The White House announced the second phase of its reformed environmental review process on Tuesday. Environmental and sustainable energy policy experts say the changes will speed up approval of power transmission for wind and solar farms and semiconductor manufacturing.
The reforms are part of the second and final phase of adjustments to the National Environmental Policy Act (NEPA). In response to President Trump’s overhaul of NEPA, the first phase of reforms began in 2022, when the White House started reversing the former administration’s dismantling of the requirements for projects to consider the effects of their actions on climate change, wildlife, and communities with environmental justice concerns.
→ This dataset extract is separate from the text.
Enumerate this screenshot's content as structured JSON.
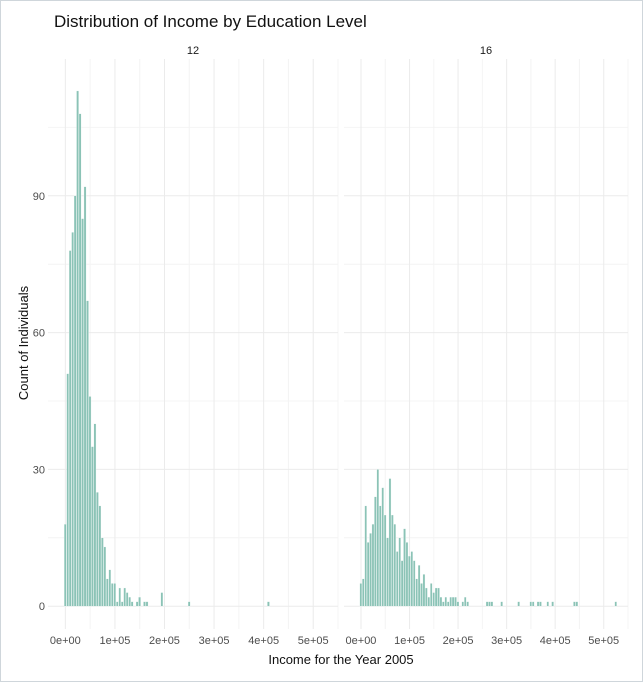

The current administration’s reforms clarify that agencies must consider the effects of climate change and environmental justice in environmental reviews. Additionally, they encourage identifying reasonable alternatives that will mitigate climate impacts and documenting the “reasonably foreseeable” climate impacts.The reforms establish clear one- and two-year deadlines for federal agencies during the review process to speed the process to a just energy transition.
They also set page limits for reviews, streamlining the documentation process. Lead agencies are now tasked with coordinating the review process, ensuring smoother collaboration. New ways have been created for agencies to establish categorical exclusions, the fastest and most common form of environmental review. For example, this applies to transmission lines in areas where the land has already been disturbed and does not require further clearing of trees and habitats. Moreover, it has removed provisions that attempted to curtail judicial review. The Council on Environmental Quality, established by NEPA in 1970, emphasized that the changes “promote sound federal agency decision-making grounded in science.”
Environmental advocates applauded the decision, with Christy Goldfuss, Executive Director at National Resources Defense Council (NRDC) saying, “NEPA leads to better decisions — and better outcomes — for everyone, and it is a relief to finally see it revitalized. Meaningful community engagement is the key to unlocking our clean energy future.”
U.S. Senator Joe Machin, a Democrat from West Virginia who chairs the Senate Energy and Natural Resources Committee, criticized the new rule, saying, “This will only lead to more costly delays and litigation. For this reason, I intend to lead a Congressional Review Act resolution of disapproval to get back to the deal that they cut with Congress and signed into law.”
The oil and gas industry in the US will be impacted by these changes, and the American Petroleum Institute also sent out a statement in response. “This final rulemaking is the opposite of what is needed to create a durable and predictable permitting review process to unleash energy investment in America…NEPA will continue to be the most litigated environmental statute, resulting in more uncertainty.”
As climate change becomes more of a consideration, environmentalists remind policy makers why NEPA was established decades ago. In its complaint to the Trump administration the NRDC reiterated that Congress in 1969 declared that the federal government’s responsibility was to act,
as [a]trustee of the environment for succeeding generations and to use all practicable means to assure . . . safe, healthful, productive, and esthetically and culturally pleasing surroundings, [and to] attain the widest range of beneficial uses of the environment without degradation, risk to health or safety, or other undesirable and unintended consequence. 42 U.S.C. § 4331.
The second phase of the reforms will begin this summer.